Michael Fine, Proprietor Cullen Campbell, Executive Chef 7051 East Fifth Avenue, Scottsdale, AZ 85251 Phone 480.994.FINE (3463)

fine'scellar where whine is food

January 27, 2008

Formality, high prices, not on menu at East Valley new wine bistros

East Valley Tribune - by Jess Harter

Michael Fine winces when he hears someone order a soda with their meal.

“Have you have seen what cola does to raw meat?” he asks. “That’s also what it does to your palate. It destroys the nuances of taste. Some people would say you’re burning away flavors.”

Instead, Fine (shown above) says there are only two beverages to drink with food — water or wine. It’s easy to see which is his preference and passion. “When you go any place in Europe, wine is always part of the meal,” he says. “Wine makes good food more palatable.” Few people would know better than Fine, a 49-year-old Scottsdale resident who founded and ran Sportsman’s Fine Wines & Spirits for 20 years before selling the three-store chain to Big chain Grocer last year. Regarded as one of the Valley’s foremost authorities on wine, Fine opened his own wine-themed restaurant, Fine’s Cellar, this month in Old Town Scottsdale.
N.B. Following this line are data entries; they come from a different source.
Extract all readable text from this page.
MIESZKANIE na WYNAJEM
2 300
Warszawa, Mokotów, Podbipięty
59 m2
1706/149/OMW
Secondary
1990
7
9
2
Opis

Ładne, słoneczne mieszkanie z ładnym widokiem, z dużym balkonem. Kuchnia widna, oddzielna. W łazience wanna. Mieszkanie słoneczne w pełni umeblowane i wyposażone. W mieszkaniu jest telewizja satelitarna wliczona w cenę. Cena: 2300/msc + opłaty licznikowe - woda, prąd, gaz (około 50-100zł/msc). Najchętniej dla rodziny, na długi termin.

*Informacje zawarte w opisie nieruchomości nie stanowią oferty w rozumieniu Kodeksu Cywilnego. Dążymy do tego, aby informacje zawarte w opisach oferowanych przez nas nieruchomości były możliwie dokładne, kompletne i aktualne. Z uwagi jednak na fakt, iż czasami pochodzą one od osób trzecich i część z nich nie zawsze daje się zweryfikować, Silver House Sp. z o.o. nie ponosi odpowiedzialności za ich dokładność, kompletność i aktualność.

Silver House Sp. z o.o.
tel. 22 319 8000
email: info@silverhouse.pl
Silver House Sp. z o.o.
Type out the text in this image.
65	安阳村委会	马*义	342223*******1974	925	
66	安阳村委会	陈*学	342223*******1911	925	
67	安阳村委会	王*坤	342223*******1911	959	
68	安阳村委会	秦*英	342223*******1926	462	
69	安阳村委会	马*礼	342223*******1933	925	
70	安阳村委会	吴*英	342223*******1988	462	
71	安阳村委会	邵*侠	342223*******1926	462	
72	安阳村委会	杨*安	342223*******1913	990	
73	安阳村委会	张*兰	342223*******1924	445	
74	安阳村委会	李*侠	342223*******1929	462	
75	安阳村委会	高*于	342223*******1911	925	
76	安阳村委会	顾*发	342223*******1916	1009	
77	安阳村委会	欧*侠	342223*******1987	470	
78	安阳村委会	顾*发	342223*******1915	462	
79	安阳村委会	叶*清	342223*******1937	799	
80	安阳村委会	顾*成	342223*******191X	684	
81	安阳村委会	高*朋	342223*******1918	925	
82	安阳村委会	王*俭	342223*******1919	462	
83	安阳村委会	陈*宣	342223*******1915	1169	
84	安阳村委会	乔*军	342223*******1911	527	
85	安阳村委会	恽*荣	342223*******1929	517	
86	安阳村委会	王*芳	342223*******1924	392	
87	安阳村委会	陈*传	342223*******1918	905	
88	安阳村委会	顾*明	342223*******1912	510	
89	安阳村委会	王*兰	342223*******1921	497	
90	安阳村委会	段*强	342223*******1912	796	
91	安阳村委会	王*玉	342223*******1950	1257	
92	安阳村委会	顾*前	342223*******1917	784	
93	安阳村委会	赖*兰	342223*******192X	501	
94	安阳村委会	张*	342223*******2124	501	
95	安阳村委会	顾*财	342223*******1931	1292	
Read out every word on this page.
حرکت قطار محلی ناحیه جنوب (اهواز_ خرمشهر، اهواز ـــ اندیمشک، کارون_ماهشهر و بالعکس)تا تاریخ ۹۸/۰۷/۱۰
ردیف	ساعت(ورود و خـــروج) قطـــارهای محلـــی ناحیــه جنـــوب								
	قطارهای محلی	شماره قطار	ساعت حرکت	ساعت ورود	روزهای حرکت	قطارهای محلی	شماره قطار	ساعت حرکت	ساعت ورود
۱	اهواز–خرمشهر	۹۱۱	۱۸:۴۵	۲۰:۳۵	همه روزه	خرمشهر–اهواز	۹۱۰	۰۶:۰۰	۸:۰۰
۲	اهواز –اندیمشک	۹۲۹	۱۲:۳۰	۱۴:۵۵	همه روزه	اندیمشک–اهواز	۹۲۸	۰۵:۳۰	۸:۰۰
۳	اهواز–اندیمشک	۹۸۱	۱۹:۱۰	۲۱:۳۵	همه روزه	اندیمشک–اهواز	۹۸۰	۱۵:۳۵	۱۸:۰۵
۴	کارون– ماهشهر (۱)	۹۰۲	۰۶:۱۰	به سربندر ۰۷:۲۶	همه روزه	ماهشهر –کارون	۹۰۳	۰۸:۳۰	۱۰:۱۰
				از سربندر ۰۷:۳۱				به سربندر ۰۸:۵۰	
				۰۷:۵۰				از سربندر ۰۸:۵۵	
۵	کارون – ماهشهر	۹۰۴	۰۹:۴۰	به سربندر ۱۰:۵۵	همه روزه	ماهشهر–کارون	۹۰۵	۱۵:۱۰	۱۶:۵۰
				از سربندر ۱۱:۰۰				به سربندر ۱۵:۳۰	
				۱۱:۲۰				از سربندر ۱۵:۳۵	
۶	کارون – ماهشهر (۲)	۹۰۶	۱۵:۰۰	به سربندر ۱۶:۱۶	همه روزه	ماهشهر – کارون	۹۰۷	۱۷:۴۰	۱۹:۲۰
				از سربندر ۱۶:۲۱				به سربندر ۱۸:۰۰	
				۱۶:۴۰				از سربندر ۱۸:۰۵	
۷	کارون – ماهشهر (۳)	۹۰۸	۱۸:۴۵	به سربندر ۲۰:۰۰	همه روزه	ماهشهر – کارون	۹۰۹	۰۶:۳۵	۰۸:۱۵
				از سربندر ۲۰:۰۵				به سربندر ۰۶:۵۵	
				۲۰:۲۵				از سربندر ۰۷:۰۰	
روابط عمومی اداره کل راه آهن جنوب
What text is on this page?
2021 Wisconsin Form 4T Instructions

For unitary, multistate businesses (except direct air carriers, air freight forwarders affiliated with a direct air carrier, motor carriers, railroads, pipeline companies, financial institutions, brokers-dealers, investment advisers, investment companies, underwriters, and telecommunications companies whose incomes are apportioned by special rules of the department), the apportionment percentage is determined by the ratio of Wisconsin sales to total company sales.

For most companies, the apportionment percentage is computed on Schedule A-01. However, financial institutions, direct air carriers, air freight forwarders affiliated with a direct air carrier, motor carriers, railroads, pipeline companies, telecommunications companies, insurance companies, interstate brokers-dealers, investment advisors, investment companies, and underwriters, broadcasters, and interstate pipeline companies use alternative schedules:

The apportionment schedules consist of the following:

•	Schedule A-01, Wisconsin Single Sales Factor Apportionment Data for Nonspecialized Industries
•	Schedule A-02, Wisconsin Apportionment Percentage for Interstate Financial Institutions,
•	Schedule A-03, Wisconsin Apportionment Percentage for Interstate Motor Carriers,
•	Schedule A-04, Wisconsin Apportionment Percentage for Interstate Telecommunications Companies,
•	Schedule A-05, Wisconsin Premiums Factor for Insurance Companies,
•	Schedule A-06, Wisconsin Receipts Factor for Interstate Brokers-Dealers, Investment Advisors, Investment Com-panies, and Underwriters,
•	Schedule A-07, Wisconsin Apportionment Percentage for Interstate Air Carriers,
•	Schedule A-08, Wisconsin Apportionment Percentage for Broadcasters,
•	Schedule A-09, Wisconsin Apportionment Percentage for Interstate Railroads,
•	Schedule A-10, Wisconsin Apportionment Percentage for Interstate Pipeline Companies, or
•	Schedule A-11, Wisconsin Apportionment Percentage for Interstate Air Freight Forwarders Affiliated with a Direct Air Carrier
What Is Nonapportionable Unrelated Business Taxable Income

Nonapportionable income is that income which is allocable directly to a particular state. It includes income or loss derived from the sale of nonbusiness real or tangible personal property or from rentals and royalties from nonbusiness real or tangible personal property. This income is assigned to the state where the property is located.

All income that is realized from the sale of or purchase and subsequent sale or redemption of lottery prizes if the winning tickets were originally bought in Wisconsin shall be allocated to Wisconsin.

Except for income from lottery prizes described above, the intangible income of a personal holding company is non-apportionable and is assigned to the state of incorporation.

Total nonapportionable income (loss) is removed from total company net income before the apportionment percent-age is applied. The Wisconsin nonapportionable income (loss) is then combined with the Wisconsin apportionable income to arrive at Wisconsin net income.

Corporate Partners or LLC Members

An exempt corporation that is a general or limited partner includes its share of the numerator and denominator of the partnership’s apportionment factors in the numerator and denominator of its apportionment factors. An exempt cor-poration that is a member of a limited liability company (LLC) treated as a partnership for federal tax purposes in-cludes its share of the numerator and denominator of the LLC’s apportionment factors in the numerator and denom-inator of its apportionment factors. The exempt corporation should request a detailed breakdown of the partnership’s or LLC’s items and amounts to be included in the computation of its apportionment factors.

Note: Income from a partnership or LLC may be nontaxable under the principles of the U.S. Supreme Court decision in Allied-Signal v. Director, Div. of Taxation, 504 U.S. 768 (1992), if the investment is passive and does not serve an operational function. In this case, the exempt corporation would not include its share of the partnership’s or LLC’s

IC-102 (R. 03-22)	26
It’s one of a small but growing number of East Valley restaurants that offer diners a gourmet menu and an extensive wine list, but in a casual environment and at more modest prices than traditional fine-dining establishments.

“You can’t just have a good location and good prices and expect people to come,” Fine says. “You have to offer them a good experience.” Twenty years ago, the Valley’s fine-dining scene was all but limited to swanky resort restaurants, where a meal for two, with wine, easily could run several hundred dollars.

Today, a seasonal four-course dinner at Fine’s Cellar is $35. Each course can be complemented by two-ounce wine “tastes” starting as low as $2.75. “I don’t want the wine to cost my customers more than the food,” Fine says. “Wine should be just another ingredient in the meal.”